How Can You Be Gay and Live in Wyoming?
I stood in the checkout line in the Powell Bookstore in Portland, Oregon, my arms full of books, and absently looked out the storefront window to see if the rain had stopped. I was trying to decide if I could walk the one and a half miles back to the hotel with such a load. It was October of 1996, and I was in Portland for the first time, attending a social work conference. Finding an entire floor of used books had triggered fond childhood memories. I love the smell of weathered books, overstuffed chairs, and the enchantment of slipping in and out of hidden nooks and crannies. Even as a child, I hated being in the spot light, preferring to be invisible and retreat into the world of books. Finding an entire section on gay and lesbian studies and gay novels, had been genuine godsend. I could not have carried one more book. Seeing that I was next, I deposited my armload of books on the counter with a groan. The cashier looked up as he started ringing up the prices and commented, “You are certainly buying a lot of books this morning.” I explained how thrilled I was to find so many wonderful books because these types of books were almost impossible to find in Wyoming. As if on cue, the salesperson blurted out, “How can you be gay and live in Wyoming?” This was not the first time I had been asked that question, but it still amazed me how instantaneously it had jumped from the lips of this cashier.
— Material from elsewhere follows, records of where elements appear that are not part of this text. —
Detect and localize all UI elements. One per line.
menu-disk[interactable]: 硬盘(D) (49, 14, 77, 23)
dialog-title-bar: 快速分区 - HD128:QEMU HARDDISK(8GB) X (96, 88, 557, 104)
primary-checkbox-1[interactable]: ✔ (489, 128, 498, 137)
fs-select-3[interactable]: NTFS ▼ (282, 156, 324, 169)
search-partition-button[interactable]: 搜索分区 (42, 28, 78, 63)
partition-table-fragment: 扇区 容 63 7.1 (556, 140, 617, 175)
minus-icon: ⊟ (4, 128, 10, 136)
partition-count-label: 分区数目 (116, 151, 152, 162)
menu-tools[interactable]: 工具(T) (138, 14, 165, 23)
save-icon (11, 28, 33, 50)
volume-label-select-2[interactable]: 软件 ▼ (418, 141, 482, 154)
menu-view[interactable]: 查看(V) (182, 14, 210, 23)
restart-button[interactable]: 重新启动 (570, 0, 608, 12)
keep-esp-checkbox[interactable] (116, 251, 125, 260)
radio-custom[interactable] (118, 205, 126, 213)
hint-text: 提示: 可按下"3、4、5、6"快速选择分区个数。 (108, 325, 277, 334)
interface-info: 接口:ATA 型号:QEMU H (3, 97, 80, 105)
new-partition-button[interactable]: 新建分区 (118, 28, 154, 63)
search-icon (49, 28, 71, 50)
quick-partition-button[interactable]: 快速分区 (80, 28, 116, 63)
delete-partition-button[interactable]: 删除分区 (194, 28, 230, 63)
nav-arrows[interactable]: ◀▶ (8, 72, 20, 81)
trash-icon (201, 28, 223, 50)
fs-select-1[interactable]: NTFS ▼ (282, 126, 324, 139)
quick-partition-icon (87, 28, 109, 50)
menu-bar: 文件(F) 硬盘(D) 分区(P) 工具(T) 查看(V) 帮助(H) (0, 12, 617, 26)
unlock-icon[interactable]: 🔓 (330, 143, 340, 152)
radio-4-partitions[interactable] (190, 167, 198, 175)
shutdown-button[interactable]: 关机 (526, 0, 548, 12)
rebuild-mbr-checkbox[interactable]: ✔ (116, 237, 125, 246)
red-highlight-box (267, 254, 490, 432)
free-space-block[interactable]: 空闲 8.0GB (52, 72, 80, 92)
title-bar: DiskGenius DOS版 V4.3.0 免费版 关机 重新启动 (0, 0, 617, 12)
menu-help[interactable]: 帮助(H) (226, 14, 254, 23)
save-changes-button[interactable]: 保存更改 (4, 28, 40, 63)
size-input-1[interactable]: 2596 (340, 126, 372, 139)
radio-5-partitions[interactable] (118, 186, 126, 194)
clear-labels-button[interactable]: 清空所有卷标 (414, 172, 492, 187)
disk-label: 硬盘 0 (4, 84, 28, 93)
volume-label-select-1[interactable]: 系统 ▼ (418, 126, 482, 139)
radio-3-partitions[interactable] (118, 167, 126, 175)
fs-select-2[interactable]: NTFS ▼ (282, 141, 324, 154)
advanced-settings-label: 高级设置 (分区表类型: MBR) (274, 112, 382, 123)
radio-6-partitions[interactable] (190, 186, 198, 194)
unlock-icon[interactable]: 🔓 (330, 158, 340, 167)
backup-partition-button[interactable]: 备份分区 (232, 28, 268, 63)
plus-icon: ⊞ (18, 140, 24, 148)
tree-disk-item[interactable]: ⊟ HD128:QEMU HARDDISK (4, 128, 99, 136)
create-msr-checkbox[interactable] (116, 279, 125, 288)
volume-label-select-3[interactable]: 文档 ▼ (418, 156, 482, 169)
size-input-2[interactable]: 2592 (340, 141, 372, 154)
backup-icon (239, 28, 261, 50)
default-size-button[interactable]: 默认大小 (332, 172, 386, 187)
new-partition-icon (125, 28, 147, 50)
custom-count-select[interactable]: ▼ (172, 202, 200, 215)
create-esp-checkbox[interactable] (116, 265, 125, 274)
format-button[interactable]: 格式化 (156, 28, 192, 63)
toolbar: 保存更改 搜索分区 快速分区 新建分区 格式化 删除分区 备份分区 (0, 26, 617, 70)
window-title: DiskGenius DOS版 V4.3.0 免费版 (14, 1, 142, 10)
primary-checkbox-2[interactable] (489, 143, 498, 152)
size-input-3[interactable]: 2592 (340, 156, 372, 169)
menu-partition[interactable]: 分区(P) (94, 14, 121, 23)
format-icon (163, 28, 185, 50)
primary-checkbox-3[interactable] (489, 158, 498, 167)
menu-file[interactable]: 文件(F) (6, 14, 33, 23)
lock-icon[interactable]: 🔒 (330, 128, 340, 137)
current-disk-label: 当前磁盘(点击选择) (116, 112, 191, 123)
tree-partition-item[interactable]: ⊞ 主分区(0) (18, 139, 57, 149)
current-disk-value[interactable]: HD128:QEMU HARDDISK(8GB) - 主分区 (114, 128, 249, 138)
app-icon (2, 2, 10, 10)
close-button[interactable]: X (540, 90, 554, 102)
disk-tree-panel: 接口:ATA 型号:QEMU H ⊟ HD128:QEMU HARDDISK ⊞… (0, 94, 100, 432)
The first time the question had been asked of me was five years earlier in 1991, when I was at a seminar in Tucson, Arizona. That was the first seminar I had ever attended as an openly self- identified gay man. In a small group session, when we were introducing ourselves, I was asked: "How can you be gay and live in Wyoming?" At the time, I was so nervous about the fact that I was actually coming out to these people, the question simply seemed like a positive affirmation and didn’t carry any particular significance beyond that. Since then, I have been asked that same question at every national conference I’ve attended. Here again, standing at a bookstore checkout counter, five years later, I was being asked: “How can you be gay and live in Wyoming?”
I loaded my books into a couple book bags and started my trek back across the river and up the hill toward the convention center in a mild drizzle. As I walked, I reflected on both the question, that it was such an immediate response when I let people know I was gay and where I lived. I was increasingly struck by the implications of the question. That the question is so consistently asked implies there is something about Wyoming, or people’s image of Wyoming, that makes being gay and living there unexpected, undesirable, or perhaps even dangerous.
As you read this book, having someone ask that question may not seem so strange. In fact, you may think it would be stranger if people didn’t ask the question. But remember, I am talking about a time which was two years before Wyoming was cast into the world spotlight as the place where a young twenty-one-year-old, college student was brutally beaten and left to die because he was gay.